URL, PDF and SAVE_PDF

When not in BATCH MODE one between URL or PDF has to be specified. If URL is specified the program use the pdf file corresponding to the url, if PDF is specified it load a pdf file from local filesystem and if both are specified it tries to load from local storage, then fallback to the url. If both are specified and SAVE_PDF is True, if the file is not present locally, it download it and save on disk with name indicate by PDF option.

OUT_CSV

When not in BATCH MODE it indicate the file where to output the resulting csv parsed from the pdf document.

Note

The OUT_CSV default on Windows systems is CON

FORMAT

It indicate which algorithm to use to parse the pdf, these algorithms are called the ‘formats’ of the pdf reports. It is mandatory to specify this variable if no URL is provided, if it is provided the format try to be inferred using a mapping file that map different url regular expressions to a format. The file is called format_url_mapping.yaml in the source code.

CONFIG_FILE

This option indicate the config file loaded to overwrite the default options, this option can only be specified using an environment variable or using a command line argument, and it is evaluated before any other option.

Validation of resulting configuration

Each way of specify options have his algorithm to validate the user choice, but after those checks it is performed a consistency check on the resulting configuration.

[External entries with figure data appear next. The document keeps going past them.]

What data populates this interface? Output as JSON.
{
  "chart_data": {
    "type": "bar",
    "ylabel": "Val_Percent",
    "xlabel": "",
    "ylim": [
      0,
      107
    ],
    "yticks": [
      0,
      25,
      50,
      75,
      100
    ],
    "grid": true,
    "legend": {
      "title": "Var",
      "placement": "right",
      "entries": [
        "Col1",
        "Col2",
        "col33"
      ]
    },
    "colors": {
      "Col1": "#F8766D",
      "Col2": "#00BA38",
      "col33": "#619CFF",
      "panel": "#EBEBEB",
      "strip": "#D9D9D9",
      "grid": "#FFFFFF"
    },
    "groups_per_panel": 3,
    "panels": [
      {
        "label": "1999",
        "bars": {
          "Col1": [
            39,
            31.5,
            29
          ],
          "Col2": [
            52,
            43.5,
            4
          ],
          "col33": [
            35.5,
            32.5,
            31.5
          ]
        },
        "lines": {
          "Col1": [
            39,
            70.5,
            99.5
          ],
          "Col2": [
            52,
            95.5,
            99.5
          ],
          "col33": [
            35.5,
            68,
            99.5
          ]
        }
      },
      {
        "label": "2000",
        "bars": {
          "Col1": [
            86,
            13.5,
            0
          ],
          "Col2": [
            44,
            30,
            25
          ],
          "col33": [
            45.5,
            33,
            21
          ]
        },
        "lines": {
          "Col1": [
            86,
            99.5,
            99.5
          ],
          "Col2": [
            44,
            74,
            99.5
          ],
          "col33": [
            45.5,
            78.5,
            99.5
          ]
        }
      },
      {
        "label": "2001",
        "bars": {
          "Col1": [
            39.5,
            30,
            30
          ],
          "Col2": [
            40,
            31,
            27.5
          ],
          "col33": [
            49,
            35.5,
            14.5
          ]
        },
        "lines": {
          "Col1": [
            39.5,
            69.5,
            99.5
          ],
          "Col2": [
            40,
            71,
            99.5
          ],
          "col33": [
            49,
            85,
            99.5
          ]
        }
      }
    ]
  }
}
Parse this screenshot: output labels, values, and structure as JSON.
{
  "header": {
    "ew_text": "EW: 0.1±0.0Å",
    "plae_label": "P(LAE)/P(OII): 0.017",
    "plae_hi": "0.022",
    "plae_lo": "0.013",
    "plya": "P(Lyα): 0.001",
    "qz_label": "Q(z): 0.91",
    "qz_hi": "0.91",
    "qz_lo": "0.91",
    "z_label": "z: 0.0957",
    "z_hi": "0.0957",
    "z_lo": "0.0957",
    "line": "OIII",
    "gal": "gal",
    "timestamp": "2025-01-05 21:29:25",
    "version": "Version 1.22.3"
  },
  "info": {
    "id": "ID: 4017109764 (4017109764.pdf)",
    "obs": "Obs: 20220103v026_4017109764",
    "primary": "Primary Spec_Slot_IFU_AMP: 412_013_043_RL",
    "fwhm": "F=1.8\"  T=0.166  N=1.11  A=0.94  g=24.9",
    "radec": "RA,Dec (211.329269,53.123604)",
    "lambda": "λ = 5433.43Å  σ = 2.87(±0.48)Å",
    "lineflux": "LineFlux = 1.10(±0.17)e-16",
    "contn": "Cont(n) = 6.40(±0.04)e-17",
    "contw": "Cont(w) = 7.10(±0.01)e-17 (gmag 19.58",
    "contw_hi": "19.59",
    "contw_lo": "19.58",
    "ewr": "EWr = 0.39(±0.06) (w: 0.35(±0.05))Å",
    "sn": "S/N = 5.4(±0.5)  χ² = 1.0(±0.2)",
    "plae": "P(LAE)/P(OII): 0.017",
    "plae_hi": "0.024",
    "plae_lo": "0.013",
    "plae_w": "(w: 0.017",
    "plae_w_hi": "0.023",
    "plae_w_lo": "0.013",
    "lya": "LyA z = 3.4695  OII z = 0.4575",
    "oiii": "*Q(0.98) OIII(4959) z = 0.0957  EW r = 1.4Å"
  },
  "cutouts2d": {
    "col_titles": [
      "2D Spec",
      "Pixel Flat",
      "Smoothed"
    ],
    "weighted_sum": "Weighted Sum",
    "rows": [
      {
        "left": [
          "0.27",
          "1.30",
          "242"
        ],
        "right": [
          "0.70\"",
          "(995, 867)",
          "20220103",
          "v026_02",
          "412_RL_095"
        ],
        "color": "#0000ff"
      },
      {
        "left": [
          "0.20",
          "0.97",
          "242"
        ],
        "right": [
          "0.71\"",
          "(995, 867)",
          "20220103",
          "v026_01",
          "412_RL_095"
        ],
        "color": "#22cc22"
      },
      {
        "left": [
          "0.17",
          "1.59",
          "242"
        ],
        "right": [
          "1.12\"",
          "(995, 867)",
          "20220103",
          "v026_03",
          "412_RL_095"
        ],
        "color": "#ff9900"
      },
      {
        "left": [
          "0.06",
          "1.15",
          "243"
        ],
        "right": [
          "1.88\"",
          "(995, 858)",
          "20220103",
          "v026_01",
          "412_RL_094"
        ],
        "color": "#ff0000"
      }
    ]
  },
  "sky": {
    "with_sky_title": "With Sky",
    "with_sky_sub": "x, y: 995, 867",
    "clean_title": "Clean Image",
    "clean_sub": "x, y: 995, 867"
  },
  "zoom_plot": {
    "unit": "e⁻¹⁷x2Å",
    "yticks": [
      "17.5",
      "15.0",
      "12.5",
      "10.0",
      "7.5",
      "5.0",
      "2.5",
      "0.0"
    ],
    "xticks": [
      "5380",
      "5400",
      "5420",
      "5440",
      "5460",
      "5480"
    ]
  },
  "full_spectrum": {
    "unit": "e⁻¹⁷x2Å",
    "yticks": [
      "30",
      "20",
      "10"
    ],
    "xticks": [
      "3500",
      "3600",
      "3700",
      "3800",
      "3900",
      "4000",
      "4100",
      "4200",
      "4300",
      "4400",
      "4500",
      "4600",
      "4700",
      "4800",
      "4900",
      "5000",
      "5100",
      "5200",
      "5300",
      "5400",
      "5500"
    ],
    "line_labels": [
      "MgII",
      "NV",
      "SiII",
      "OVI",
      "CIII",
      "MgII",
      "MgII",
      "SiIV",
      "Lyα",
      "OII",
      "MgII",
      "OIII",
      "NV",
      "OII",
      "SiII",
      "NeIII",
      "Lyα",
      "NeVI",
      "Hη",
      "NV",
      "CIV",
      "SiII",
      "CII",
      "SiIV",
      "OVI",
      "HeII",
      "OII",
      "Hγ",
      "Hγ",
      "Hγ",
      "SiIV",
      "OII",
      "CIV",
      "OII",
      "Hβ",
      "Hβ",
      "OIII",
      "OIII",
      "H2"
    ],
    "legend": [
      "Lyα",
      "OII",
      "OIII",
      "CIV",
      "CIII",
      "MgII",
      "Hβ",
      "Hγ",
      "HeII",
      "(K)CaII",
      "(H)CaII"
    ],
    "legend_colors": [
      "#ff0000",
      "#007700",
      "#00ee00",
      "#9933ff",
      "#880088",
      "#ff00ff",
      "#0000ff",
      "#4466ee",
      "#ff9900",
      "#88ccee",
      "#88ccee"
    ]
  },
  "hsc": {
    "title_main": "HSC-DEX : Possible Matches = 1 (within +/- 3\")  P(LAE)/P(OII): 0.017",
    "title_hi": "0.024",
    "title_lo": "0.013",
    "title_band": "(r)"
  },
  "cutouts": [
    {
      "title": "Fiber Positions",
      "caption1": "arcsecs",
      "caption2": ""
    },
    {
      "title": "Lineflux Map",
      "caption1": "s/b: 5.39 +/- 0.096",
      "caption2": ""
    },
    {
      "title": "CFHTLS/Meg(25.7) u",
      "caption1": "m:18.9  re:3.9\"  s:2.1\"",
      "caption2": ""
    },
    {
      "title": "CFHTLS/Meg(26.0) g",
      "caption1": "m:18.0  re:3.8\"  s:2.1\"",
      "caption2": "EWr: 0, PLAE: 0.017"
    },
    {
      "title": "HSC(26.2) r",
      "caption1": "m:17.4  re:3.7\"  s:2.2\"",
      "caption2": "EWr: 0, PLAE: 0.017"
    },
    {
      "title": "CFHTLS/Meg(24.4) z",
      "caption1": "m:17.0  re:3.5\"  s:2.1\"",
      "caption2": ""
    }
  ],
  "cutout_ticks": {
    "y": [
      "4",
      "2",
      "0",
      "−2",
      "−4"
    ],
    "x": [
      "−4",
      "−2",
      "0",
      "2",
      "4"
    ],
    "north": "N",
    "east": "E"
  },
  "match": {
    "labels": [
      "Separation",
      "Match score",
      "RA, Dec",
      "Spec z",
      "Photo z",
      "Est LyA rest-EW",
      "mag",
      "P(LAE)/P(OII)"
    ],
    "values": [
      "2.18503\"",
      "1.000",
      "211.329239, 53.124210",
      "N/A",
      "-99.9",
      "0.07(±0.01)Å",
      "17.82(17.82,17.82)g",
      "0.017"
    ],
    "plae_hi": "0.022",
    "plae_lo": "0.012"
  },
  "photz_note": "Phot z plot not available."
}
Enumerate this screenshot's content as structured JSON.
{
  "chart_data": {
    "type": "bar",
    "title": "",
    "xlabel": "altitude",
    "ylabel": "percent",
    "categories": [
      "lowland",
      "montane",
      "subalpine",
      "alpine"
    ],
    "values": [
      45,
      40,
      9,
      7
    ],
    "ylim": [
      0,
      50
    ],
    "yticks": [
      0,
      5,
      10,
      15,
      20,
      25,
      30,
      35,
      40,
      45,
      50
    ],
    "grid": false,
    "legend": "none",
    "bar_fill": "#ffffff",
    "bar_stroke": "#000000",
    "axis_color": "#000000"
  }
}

Noticebly the most important performed chekcs are:

  • In BATCH MODE OUT_CSV is the name of an archive or of a directory

  • After job contextual options overwriting at least one between PDF or URL is defined

BATCH MODE

This mode permit to process different files all at one in parallel. This mode is caratterized by the BATCH variable set to a batch csv file, OUT_CSV to a directory name or .tar.gz archive and optionally BATCH_WORKERS to a number (if not set default to number of available CPUs). The batch csv file is a csv file with some header that indicate the option to overwrite to the resulting configuration. These option are called job contextual options and each row of the csv file is called a job. The available overwrittables options are:

Header

Overwritten option

url

URL

save pdf

SAVE_PDF

pdf

PDF

format

FORMAT

prefix out

See below

the header is case insensitive, so for example url, URL and Url are considered the same header. the bool matching is done so that cast to True if csv value is one between (case insensitive) true, on, yes, y, t, 1 to False if between false, off, no, n, f, 0.

OUT_CSV and prefix out

When in BATCH MODE, OUT_CSV has to be a directory or a .tar.gz archive. The prefix out cell add to the resulting configuration a PREFIX_OUT_CSV option. The program create if it doesn’t exists a directory named as OUT_CSV if is not an archive or the name of the archive without .tar.gz exstension and for each job, save an output file named {PREFIX_OUT_CSV}-{FORMAT}.csv. Than if was specified OUT_CSV as an archive, the directory is compressed into .tar.gz. If the directory didn’t existed and an archive is created, after creation the directory is deleted from the filesystem.